Village in Buckinghamshire, England

Boarstall is a village and civil parish in the Buckinghamshire district of Buckinghamshire, England. It is in the Aylesbury Vale area about 12 mi west of Aylesbury. The parish is on the county boundary with Oxfordshire and the village is about 5.5 mi southeast of the Oxfordshire market town of Bicester.

==Etymology==
The name Boarstall is first attested in 1158–59 as Burchestala. This derives from the Old English words burh ("fortification, town") and steall ("settlement, location, site"). Thus it once meant "site of the fort".

The parish also contains Panshill Farm, whose name is first attested in the thirteenth century in the forms Pansehale, Pauncehale, Pauncehaye, and Paunsehale. The name is noted as a likely example of an etymologically-Brittonic English place-name. It is thought to derive from the words that survive in modern Welsh as penn ("head, end, top, peak") and coed ("wood").

==History==

According to legend King Edward the Confessor gave some land to one of his men in return for slaying a wild boar that had infested the nearby Bernwood Forest. The man built himself a mansion on this land and called it "Boar-stall" (Old English for 'Boar House') in memory of the slain beast. The man, known as Neil, was also given a horn from the dead beast, and the legend says that whoever shall possess the horn shall be the lord of the manor of Boarstall.

It is certainly the case from manorial records of 1265 that the owner of the manor of Boarstall was the ceremonial keeper of the Bernwood Forest, suggesting a link with the earlier legend.

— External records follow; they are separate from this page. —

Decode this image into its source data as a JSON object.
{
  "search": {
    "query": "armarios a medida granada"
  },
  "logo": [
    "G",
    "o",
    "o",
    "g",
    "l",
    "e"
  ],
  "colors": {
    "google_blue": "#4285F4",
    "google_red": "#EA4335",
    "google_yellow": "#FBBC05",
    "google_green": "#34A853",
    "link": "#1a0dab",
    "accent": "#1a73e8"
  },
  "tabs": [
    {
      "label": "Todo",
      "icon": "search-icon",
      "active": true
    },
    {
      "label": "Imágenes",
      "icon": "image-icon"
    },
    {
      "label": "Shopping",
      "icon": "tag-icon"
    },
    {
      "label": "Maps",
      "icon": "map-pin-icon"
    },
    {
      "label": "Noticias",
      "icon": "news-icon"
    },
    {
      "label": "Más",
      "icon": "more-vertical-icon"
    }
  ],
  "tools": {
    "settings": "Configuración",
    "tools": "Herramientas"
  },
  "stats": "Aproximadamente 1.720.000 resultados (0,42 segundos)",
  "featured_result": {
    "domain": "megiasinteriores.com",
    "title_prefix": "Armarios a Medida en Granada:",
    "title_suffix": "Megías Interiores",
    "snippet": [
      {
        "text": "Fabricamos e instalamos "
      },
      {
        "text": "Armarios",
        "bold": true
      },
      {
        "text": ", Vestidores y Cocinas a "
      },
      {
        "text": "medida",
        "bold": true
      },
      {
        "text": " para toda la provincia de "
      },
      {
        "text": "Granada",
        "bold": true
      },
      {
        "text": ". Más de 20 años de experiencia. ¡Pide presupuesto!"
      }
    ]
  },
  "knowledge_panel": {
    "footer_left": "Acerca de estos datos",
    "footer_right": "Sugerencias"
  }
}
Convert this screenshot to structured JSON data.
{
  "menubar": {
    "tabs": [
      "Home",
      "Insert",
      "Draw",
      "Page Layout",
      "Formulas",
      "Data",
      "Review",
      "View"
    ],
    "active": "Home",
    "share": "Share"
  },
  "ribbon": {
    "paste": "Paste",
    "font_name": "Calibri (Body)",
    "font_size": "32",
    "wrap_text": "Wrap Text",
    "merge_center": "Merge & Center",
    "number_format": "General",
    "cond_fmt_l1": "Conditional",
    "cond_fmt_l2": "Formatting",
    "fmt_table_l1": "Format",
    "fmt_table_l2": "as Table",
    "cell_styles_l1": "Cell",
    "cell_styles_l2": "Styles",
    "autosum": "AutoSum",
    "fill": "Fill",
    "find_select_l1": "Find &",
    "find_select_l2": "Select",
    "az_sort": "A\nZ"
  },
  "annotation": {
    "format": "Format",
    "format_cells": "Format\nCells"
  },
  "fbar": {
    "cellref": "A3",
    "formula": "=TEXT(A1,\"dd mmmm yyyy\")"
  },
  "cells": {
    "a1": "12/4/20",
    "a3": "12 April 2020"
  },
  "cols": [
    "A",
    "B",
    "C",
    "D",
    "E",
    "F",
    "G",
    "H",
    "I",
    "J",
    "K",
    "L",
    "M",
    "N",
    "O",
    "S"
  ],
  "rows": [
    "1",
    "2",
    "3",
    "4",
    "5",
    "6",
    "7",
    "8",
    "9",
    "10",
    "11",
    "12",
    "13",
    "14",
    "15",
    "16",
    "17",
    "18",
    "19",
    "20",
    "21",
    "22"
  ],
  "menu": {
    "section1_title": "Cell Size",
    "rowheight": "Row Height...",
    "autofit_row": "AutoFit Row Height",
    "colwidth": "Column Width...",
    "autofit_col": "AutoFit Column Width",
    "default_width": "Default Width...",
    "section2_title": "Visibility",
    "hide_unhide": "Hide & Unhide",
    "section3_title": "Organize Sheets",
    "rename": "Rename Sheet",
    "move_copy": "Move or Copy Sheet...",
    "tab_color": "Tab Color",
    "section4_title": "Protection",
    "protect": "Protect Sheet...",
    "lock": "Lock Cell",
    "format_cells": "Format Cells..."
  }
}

Given the proximity of Boarstall to the king's palace at Brill it would appear that this legend certainly has some basis in fact.

The Magna Britannia of 1806 noted that the then-current incumbent of the manor, Sir John Aubrey, was in possession of a large horn ...

... of a dark brown colour, variegated and veined like tortoise-shell. It is two feet four inches in length, on the convex bend, the diameter of the larger end is three inches; at each end it is tipt with silver, gilt, and has a wreath of leather, by which it is hung about the neck.

The manor was fortified in 1312 by the construction of a defensive gatehouse. The house was demolished in 1778 but the gatehouse, very large and grand for its time, survives relatively unaltered. Boarstall Tower, which was originally part of the 18th century house on the site, was given to the National Trust by the philanthropist Ernest Cook, founder of the Ernest Cook Trust. In the English Civil War this was made into a garrison by King Charles I who was in possession of the nearby village of Brill. When Brill fell in 1643, so did the garrison at Boarstall. However whereas the manor at Brill was destroyed in the fighting, the fortified manor at Boarstall was saved, and used as a garrison by John Hampden's men, from which they were able to attack Royalist Oxford, 8 mi away.

Having no further use for the manor in 1644, Hampden left to go and fight elsewhere. The house was then taken back for the Royalists by Colonel Henry Gage, who it is said launched such heavy fire from his cannons against the house that the incumbent Penelope, Lady Dynham was forced to evacuate and steal away in disguise. Gage left a small garrison in place to defend the house.

In May 1645 the house was attacked again by the Parliamentarian forces, this time led by Sir Thomas Fairfax, but he was unsuccessful. The following year in 1646 Fairfax returned, and the house was surrendered to him on 10 June, after a siege of 18 hours.

Ecclesiastically, Boarstall was originally a chapel of ease for nearby Oakley, and its tithes were granted by Empress Matilda to St Frideswide's Priory in Oxford. The ecclesiastical parish of Boarstall was formed in 1418. The original parish church was mainly demolished in the English Civil War but a replacement was constructed out of funds provided by Lady Denham.